I was futzing around with a low voc, water soluble product called Quantum, but despite the very best efforts of the lovely folks at Bristol in Clifton Hill, we just couldn't get a colour we felt happy with. Ecoply turns out to be a difficult product in that regard; it soaks up heaps of whatever you put on it, meaning that things can end up looking very dark quite quickly. As the ecoply is on our upper story on the north side (above zincalume), I didn't want anything that was going to make it too top heavy. But I kept ending up with either baby poo brown or midwestern barn red.
To complicate matters, we are using (at last count) five different timbers:
- undressed radial sawn, silvertop ash battens (these also suck up heaps of product)
- recycled karri door frames
- finger jointed hoop pine window frames
- treated pine (not the nasty stuff) exposed joists and pergola etc
While I grimaced and grumbled and fretted, Rodney got on the phone to some folks in Byron, at Painted Earth: www.house-paint.com.au. Deb was incredibly helpful in talking through options for low VOC paints, and at her suggestion, we ended up at The Designer Paint Shop: www.designerpaintco.com in Surrey Hills.
Martin is a painter, and has been working with Oikos paints for over a decade (if memory serves me correctly). He very patiently brushed out - I think - six Oikos timber treatments onto ecoply on our first trip, AND a further four on ecoply, two on hoop pine and one on karri on our second trip. And then after all that, made up a special colour just for us, one that happened to turn both the hoop pine and the silvertop the exact same colour as the Karri! He said it was incredibly easy, but some people say that about surfing too.
The product we're using is actually a wax. Theoretically, unless abraded by sand or something like that, the protection will last many years, and the biggest problem we will have is that the colour will fade over time.
Here's a little spiel from the website:
NOVALIS WAX FINISH WOODSTAIN is a a transparent, acrylic, woodstain. Its formulation allows it to protect wood from atmospheric agents, Uv rays, woodworm and fungi whilst at the same time maintaining the natural beauty of the wood. The product is available in a vast range of colours, obtained using special transparent pigments. Easy and quick to use, it is non-yellowing and since it works by penetrating into the wood and not by forming a film on the surface, there are no problems of it peeling away in time.
At Martin's suggestion, we are using a product called Archital to paint the ecoply that will be behind our battens. Our builder had suggested black, but after a discussion with Martin, we went for a deep grey/black that he invented for the job. It's already up on the eastern side, and I love it so much I nearly cancelled the battens!

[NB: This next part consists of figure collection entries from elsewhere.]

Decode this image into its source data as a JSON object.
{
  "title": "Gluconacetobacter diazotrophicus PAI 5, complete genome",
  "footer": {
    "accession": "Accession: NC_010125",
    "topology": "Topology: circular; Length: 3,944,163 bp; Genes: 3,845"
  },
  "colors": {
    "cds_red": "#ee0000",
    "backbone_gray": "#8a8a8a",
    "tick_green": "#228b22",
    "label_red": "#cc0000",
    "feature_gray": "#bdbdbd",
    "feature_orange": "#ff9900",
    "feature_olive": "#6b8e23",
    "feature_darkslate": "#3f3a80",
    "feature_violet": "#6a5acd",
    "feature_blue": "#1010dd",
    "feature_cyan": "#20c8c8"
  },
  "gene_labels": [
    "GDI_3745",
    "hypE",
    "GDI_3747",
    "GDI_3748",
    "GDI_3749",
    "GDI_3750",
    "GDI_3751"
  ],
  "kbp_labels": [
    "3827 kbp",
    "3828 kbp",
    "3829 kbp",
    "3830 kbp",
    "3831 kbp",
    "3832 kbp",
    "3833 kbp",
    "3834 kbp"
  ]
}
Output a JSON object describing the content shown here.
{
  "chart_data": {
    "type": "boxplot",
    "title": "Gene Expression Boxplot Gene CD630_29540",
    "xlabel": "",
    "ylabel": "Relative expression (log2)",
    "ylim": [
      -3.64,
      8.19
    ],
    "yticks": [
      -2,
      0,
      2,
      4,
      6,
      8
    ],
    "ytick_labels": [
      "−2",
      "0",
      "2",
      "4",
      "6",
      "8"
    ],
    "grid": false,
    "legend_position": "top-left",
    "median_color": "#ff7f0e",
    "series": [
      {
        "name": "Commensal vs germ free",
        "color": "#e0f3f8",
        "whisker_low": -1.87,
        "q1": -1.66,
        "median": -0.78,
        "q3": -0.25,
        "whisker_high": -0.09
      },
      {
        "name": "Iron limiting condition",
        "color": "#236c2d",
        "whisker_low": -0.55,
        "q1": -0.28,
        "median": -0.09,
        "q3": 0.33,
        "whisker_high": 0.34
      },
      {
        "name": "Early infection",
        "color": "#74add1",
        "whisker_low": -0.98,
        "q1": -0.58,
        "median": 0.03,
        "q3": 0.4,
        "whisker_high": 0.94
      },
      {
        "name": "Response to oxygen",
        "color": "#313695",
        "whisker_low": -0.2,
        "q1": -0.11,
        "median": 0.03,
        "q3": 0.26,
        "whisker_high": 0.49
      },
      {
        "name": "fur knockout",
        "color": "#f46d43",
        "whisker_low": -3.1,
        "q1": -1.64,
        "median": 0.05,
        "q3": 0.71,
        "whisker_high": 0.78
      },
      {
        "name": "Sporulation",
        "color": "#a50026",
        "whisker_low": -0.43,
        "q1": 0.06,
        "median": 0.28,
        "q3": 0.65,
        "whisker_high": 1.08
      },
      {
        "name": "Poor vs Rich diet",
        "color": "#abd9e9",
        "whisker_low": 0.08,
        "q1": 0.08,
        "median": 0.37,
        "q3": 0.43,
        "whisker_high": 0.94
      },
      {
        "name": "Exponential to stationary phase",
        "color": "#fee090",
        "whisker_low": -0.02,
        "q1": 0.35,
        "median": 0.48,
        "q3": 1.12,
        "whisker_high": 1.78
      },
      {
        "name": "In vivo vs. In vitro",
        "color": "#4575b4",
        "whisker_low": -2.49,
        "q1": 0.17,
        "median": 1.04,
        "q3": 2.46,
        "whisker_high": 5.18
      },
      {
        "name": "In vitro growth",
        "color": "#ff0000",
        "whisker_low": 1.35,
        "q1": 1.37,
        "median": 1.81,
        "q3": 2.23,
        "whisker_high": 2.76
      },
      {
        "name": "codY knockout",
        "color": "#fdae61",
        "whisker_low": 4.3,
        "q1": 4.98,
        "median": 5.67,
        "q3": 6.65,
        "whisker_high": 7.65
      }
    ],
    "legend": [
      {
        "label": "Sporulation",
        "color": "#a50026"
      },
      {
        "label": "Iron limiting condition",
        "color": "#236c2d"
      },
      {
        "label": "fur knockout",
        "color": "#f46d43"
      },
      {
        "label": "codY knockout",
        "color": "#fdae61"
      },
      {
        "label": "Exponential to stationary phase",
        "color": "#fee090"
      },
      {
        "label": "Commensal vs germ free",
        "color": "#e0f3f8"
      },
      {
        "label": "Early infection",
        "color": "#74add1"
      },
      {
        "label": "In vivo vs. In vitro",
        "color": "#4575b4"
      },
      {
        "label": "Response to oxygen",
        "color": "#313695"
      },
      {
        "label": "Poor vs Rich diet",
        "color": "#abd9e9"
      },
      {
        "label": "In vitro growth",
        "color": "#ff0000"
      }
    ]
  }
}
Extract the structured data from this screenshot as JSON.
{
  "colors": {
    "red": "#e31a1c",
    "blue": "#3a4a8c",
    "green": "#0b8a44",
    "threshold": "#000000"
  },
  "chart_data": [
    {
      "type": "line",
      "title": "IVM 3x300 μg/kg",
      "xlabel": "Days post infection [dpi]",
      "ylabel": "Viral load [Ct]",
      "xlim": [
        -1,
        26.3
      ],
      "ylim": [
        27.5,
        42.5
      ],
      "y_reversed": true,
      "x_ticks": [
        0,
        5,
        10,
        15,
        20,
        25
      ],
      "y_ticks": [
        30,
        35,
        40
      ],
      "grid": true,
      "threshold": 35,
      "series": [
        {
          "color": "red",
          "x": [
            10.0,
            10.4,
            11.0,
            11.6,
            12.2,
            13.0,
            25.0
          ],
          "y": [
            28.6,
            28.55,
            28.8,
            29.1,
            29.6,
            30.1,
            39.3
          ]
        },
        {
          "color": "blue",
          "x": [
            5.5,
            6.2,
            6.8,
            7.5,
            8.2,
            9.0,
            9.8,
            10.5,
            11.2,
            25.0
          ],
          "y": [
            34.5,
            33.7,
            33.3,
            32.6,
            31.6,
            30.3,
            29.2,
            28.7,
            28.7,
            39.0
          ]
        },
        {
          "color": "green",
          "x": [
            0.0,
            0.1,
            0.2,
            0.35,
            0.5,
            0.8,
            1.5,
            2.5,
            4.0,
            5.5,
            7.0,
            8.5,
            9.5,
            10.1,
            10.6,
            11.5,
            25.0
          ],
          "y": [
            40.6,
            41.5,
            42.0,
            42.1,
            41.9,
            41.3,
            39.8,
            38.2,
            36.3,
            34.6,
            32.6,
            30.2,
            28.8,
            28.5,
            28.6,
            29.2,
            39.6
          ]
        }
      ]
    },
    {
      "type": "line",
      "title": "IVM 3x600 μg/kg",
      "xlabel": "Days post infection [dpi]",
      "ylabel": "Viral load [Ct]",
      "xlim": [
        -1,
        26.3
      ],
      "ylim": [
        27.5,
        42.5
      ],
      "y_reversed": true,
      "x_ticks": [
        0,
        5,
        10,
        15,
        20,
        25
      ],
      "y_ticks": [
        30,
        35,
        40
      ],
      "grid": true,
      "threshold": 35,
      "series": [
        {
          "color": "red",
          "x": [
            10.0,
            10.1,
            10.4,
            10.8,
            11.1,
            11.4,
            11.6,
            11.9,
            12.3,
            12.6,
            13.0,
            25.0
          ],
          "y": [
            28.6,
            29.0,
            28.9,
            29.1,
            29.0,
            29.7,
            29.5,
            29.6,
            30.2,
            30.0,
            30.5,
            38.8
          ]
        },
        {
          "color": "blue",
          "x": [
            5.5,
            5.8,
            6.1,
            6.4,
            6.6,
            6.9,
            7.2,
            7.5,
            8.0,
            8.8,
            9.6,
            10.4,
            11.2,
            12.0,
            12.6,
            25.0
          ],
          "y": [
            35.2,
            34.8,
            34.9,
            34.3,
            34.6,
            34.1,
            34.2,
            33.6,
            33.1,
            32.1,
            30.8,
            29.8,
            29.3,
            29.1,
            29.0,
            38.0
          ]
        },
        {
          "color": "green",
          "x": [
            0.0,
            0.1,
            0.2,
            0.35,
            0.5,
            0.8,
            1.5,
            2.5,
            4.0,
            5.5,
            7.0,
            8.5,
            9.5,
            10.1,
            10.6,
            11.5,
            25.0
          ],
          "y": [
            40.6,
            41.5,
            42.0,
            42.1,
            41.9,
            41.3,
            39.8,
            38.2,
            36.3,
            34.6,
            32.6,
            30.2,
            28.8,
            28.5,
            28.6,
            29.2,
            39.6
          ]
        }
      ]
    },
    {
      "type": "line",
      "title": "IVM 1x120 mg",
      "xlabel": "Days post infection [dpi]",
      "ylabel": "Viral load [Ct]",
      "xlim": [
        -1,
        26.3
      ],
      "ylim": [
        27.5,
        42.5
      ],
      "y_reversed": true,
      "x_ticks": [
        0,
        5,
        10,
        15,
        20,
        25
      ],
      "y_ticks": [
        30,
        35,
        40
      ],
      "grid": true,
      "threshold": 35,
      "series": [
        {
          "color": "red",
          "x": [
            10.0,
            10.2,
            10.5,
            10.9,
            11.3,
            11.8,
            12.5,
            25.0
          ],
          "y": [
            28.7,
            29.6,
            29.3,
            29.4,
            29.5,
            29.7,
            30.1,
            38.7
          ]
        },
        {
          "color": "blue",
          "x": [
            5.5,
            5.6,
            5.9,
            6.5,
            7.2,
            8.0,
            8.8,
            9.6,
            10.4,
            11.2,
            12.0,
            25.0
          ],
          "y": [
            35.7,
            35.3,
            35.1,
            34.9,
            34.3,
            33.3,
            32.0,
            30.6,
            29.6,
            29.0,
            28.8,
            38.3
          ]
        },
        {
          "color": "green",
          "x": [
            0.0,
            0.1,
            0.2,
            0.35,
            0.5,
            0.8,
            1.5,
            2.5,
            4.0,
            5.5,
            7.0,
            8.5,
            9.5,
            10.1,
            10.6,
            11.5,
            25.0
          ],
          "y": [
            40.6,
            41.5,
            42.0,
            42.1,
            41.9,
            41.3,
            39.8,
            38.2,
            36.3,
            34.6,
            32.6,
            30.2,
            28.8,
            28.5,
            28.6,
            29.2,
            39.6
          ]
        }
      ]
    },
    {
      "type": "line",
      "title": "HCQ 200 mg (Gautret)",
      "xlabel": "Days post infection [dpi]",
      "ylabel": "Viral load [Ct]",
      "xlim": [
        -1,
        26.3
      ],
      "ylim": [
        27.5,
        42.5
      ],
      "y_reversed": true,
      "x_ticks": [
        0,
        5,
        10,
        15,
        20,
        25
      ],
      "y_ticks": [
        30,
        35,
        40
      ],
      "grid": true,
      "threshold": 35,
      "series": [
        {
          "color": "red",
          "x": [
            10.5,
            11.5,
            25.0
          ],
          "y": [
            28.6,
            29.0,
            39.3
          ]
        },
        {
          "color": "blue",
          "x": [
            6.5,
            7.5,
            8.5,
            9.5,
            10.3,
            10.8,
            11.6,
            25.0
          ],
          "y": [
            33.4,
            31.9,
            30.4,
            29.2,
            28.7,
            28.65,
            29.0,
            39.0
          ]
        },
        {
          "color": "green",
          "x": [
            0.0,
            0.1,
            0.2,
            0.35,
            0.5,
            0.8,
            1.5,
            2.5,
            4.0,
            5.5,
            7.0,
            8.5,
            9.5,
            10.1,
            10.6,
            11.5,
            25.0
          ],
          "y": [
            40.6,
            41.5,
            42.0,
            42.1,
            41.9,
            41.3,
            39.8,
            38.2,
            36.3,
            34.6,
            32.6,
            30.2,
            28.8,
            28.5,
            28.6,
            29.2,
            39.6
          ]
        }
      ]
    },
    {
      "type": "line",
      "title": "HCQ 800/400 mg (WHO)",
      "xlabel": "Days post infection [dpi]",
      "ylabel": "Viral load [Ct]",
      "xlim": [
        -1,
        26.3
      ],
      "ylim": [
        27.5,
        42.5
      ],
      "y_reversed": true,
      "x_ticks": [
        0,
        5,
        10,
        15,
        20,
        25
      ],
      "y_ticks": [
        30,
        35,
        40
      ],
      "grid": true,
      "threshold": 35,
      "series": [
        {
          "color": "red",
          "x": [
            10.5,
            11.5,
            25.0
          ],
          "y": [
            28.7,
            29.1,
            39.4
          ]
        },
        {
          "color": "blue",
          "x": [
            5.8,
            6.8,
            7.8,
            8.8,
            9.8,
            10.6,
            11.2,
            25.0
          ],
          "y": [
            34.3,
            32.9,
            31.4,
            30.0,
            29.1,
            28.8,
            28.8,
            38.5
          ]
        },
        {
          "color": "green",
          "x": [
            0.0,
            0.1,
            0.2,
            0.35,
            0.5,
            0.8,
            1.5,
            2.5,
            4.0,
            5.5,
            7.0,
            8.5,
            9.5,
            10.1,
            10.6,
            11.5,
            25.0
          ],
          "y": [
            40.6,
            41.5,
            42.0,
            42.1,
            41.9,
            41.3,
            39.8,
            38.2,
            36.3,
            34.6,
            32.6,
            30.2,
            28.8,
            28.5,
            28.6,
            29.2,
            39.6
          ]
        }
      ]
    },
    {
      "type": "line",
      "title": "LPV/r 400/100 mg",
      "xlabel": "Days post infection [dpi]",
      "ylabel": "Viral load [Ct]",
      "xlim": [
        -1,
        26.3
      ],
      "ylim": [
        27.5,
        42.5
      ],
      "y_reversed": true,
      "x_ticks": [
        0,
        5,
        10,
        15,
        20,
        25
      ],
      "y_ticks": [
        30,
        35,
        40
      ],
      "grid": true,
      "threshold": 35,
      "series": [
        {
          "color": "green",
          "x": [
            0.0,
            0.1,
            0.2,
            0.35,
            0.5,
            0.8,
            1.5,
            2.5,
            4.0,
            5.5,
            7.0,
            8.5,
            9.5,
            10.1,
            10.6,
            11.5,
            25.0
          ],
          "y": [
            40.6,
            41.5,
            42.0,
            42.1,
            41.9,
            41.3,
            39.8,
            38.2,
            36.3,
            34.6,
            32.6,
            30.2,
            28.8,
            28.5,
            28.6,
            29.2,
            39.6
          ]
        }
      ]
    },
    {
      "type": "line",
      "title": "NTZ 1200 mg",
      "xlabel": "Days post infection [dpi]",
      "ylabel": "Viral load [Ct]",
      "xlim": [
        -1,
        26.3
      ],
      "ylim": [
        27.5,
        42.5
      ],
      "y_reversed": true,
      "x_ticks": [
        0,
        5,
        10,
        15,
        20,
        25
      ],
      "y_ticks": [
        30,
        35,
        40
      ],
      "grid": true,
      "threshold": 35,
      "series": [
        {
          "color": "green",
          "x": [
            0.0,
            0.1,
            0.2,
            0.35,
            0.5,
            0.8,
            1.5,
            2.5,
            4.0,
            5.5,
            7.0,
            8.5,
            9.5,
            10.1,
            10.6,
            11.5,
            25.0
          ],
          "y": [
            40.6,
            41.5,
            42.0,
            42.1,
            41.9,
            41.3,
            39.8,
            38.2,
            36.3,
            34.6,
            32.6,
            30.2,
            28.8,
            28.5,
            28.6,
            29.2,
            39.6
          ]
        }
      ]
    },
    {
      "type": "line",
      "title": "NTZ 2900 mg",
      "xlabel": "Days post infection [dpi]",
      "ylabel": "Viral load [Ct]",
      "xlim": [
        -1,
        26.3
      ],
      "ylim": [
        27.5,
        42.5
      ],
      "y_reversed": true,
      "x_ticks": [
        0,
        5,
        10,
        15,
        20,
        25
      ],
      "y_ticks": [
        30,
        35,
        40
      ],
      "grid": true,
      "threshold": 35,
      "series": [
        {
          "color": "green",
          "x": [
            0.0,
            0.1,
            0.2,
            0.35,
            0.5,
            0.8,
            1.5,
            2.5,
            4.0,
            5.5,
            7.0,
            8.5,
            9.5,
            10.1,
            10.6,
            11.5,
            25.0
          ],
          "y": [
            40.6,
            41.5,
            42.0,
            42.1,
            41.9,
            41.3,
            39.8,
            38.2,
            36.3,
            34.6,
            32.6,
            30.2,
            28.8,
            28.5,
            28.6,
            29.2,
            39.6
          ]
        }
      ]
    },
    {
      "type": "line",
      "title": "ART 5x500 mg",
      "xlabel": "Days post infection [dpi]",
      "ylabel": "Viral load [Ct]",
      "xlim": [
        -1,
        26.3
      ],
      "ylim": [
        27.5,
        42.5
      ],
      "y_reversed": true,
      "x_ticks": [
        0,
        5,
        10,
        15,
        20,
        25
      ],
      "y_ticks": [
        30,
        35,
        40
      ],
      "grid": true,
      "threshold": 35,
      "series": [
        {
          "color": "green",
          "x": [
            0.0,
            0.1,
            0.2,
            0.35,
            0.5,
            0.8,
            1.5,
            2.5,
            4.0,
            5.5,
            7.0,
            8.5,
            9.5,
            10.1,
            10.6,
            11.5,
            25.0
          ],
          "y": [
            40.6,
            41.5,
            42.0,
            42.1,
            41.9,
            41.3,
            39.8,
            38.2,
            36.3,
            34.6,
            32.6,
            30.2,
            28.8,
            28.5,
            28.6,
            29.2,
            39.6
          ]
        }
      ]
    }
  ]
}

On the money side of things, our exterior paint is costing us more than we budgeted for. It will come in at about $1400. We'll also need more coats than our builder costed, so there will be some extra labour costs, but more coats now means greater protection and longer re-coat time, so we will save money in the longer term on that score. And I actually think any product we used would have required more than two coats - the ecoply just slurps it up. So on a metre for metre basis, I'm not actually sure that the Oikos product is costing us much more than any other.
So that's our paint journey to date. No more sleepless nights on that score. I must say it's reassuring to know that once we find a colour we like (the hard bit, Rodney has a very complex relationship with colour!), the internals will be a cinch. Martin has a spectrometer, so we can take it to him and he will make us an internal paint to match.
Oh, and I should've said this earlier, all the above products are non-toxic, GECA certified, and low voc. That's all Oikos makes, and they've been doing it for a relatively long time. Europe is way ahead of the pack on this stuff.
If you are at all in the market for paint, go to these guys!!! They rock.